Потом я приехала в Израиль и очень быстро поняла, что не хочу идти преподавать математику в школе, и как-то во мне еще не остыл порыв работать с еврейскими детьми. Я работала в разных сферах, связанных с еврейским образованием – а затем отправилась получать второе образование. Моя израильская альма матер – Тель-Авивский университет, школа Ренакати, специальность – управление организациями и производством. В моем случае – управление мультикультурными организациями, так была и теза моя построена. Я работала в разных структурах, но в конечном итоге мне посчастливилось попасть в команду единомышленников. Я пришла работать в фонд «Генезис» пять лет тому назад, таким образом совместив все знания, умения и то самое понимание, о котором мы говорили. Что примечательно, у меня сохранился взгляд педагога – я смотрю на мир, на работу с коллективом, с людьми прежде всего с позиций того, как можно сделать то, что ты делаешь, важным для другого человека. Вероятно, и математическое мышление сыграло свою роль. Ведь математика – не просто гимнастика ума, математика – это язык. Так же как и еврейство – это язык. Любая культура – это язык. И, если угодно, код. И передача этого кода в целостности – задача поколения. Мне кажется, мы мало отдаем себе отчет в том, что недостаточно делаем для передачи этого кода. Поэтому мы приходим к странной ситуации, когда дети, родившиеся в Израиле, не понимают своей связи ни с этой землей, ни с этой страной, ни с этим народом.

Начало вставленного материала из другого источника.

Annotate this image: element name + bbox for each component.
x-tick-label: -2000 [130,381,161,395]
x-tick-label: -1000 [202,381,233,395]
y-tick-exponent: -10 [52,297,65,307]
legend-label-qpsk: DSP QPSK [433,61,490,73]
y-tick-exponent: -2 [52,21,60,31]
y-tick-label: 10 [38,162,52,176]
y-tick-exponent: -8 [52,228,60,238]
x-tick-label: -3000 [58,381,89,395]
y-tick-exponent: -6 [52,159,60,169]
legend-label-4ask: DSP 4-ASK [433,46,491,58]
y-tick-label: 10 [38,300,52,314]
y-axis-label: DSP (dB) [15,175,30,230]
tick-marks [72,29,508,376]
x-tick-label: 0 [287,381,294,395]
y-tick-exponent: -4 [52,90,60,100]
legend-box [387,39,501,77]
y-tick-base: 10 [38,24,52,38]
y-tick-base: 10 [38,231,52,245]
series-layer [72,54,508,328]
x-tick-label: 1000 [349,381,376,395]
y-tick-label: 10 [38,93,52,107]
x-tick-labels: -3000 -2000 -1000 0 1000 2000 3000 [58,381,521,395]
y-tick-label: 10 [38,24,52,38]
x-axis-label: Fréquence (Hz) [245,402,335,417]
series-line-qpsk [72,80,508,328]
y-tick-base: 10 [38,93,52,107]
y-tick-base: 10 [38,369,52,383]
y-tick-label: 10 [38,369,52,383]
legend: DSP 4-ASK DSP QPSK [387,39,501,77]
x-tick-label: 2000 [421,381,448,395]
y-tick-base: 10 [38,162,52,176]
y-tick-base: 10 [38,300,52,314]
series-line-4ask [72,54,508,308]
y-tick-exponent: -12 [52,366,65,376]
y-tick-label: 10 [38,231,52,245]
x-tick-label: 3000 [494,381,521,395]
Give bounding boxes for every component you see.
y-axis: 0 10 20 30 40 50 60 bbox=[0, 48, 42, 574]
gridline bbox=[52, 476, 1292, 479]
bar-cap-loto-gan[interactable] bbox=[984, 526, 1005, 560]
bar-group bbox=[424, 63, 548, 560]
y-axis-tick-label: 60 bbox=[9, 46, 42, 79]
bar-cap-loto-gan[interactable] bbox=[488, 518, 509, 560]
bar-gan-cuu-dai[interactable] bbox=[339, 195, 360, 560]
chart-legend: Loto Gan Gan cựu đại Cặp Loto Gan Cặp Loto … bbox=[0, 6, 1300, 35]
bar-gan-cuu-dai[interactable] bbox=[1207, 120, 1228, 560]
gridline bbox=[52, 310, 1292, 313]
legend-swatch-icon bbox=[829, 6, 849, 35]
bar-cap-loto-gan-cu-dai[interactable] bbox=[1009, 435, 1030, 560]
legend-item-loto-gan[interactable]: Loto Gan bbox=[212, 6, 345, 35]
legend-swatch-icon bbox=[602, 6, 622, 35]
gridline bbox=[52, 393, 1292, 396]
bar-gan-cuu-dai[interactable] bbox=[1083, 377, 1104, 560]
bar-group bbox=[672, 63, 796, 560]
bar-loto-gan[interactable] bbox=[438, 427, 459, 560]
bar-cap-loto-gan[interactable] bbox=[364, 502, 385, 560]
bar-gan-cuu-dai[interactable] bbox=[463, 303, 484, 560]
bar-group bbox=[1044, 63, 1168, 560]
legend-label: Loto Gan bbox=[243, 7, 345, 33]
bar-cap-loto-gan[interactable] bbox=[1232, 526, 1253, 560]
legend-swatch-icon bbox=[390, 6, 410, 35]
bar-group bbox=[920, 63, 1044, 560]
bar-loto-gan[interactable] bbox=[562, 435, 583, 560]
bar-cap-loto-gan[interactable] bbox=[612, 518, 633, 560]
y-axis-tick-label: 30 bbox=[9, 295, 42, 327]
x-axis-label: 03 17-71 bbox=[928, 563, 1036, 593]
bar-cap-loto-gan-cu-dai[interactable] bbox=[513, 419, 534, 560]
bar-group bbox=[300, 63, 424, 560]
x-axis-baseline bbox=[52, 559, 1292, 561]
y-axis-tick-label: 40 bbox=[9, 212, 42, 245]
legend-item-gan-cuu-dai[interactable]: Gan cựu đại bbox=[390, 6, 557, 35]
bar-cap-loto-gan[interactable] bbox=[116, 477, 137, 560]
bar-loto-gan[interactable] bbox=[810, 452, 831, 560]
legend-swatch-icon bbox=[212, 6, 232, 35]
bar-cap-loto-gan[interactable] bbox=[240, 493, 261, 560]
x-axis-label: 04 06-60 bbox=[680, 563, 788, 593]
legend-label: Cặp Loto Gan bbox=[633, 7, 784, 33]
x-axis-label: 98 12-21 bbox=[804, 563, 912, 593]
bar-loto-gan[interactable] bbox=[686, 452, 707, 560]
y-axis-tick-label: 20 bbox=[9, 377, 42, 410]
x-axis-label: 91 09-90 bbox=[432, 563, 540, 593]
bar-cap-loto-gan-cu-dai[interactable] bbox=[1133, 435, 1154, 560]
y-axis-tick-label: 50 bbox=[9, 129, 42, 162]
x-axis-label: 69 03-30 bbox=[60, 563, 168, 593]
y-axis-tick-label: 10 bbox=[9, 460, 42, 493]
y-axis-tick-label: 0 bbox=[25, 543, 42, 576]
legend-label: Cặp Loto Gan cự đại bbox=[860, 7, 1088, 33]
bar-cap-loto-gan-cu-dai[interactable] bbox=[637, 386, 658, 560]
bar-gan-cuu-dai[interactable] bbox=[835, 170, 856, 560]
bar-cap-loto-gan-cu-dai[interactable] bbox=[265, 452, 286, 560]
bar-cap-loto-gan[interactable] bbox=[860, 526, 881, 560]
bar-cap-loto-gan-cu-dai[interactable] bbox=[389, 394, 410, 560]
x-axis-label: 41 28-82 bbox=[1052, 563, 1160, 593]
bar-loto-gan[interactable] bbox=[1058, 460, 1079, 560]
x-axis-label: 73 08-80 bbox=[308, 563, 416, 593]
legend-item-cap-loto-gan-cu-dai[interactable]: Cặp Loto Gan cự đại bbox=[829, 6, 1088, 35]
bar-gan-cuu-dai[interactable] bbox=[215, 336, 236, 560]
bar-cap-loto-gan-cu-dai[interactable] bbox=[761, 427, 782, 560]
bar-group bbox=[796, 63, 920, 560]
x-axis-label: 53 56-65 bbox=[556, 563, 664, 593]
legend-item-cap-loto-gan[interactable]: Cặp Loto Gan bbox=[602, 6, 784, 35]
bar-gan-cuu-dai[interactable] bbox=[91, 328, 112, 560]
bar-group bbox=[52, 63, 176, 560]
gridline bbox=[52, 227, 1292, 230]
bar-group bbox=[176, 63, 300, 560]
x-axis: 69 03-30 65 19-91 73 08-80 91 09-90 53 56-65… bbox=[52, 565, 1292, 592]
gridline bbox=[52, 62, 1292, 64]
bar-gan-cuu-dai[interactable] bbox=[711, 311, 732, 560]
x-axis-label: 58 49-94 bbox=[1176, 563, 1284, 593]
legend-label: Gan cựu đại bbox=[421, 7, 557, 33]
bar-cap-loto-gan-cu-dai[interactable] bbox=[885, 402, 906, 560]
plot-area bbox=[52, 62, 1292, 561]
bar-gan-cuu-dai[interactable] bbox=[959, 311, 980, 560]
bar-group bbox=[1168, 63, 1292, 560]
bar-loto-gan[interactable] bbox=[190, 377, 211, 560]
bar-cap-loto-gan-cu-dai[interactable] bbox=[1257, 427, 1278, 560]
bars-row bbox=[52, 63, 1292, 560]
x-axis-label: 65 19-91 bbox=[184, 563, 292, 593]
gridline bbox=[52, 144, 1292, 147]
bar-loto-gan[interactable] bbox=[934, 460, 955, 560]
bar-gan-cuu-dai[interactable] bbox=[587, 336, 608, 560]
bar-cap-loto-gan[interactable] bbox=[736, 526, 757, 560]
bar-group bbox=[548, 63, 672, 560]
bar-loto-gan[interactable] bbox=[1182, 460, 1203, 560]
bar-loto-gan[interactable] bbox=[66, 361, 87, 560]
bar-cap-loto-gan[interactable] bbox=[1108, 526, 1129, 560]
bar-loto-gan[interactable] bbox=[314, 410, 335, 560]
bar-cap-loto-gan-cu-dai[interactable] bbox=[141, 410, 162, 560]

- На первый взгляд, однако, кажется, что наши дети приросли к этой стране, они помыслить себя не могут вне ее.
- Тогда давайте уберем отсюда географию. И возьмем отношение к выпавшему нам удивительному шансу – быть в Израиле большинством. Наши дети выросли свободными людьми, которым антисемитизм вообще неинтересен; где бы они ни были – они израильтяне, и в этом суть. Вопрос – отдают ли они себе отчет в том, что это не само собой разумеется. Чтобы жить в этой непростой стране, нужно очень хорошо понимать: а) почему Израиль нужен мне, б) что такое Израиль для меня, в) какое отношение я имею к сионизму и к еврейскому государству. Израиль ведь – очень интересная субстанция. Когда тебе понятно, почему ты здесь, он становится частью тебя. Ты можешь спорить с ним, но тебе комфортно внутри этой субстанции, потому что ты тоже являешься ее частью. А наши дети мало знают, мало понимают, и поскольку зыбкая связь со своим еврейством в нашей общине часто отсутствует, то, как только появляется какой-то триггер, очень легко изменить свое отношение к этой стране. Международный благотворительный фонд «Генезис» как раз занимается передачей вот такого целостного кода. Я пришла сюда, когда во главе «Генезиса» в Израиле стояла Сана Бритавская – именно она создала серьезный образовательный подход, который пронизывает все, что делается фондом – в нашей стране, во всяком случае. Наш подход – именно в создании внутри этой системы координат (русскоязычное еврейство и его наследие) общности на базе еврейского прошлого, еврейской истории, понимания нашей роли и ответственности, создания активного общества, которое осознает, что еврейство – это значит не только сходить в синагогу, но и помочь ближнему, стать участником жизни другого человека.
- Это не утопия?
- Нет, это действительно происходит. Другое дело, что скоро сказка сказывается, а дело делается по крупинке. За 7 лет деятельности фонда «Генезис» мы только в Израиле поддержали сотни проектов, а проекты не вырастают из ничего. Мы же на самом деле – неудобные люди. Естественное продолжение тех самых жестоковыйных евреев. Оттого и наши дети становятся все более активными, они знают: надо встать – и делать. И если мы добавим к этому понимание своего еврейства, все станет на свои места.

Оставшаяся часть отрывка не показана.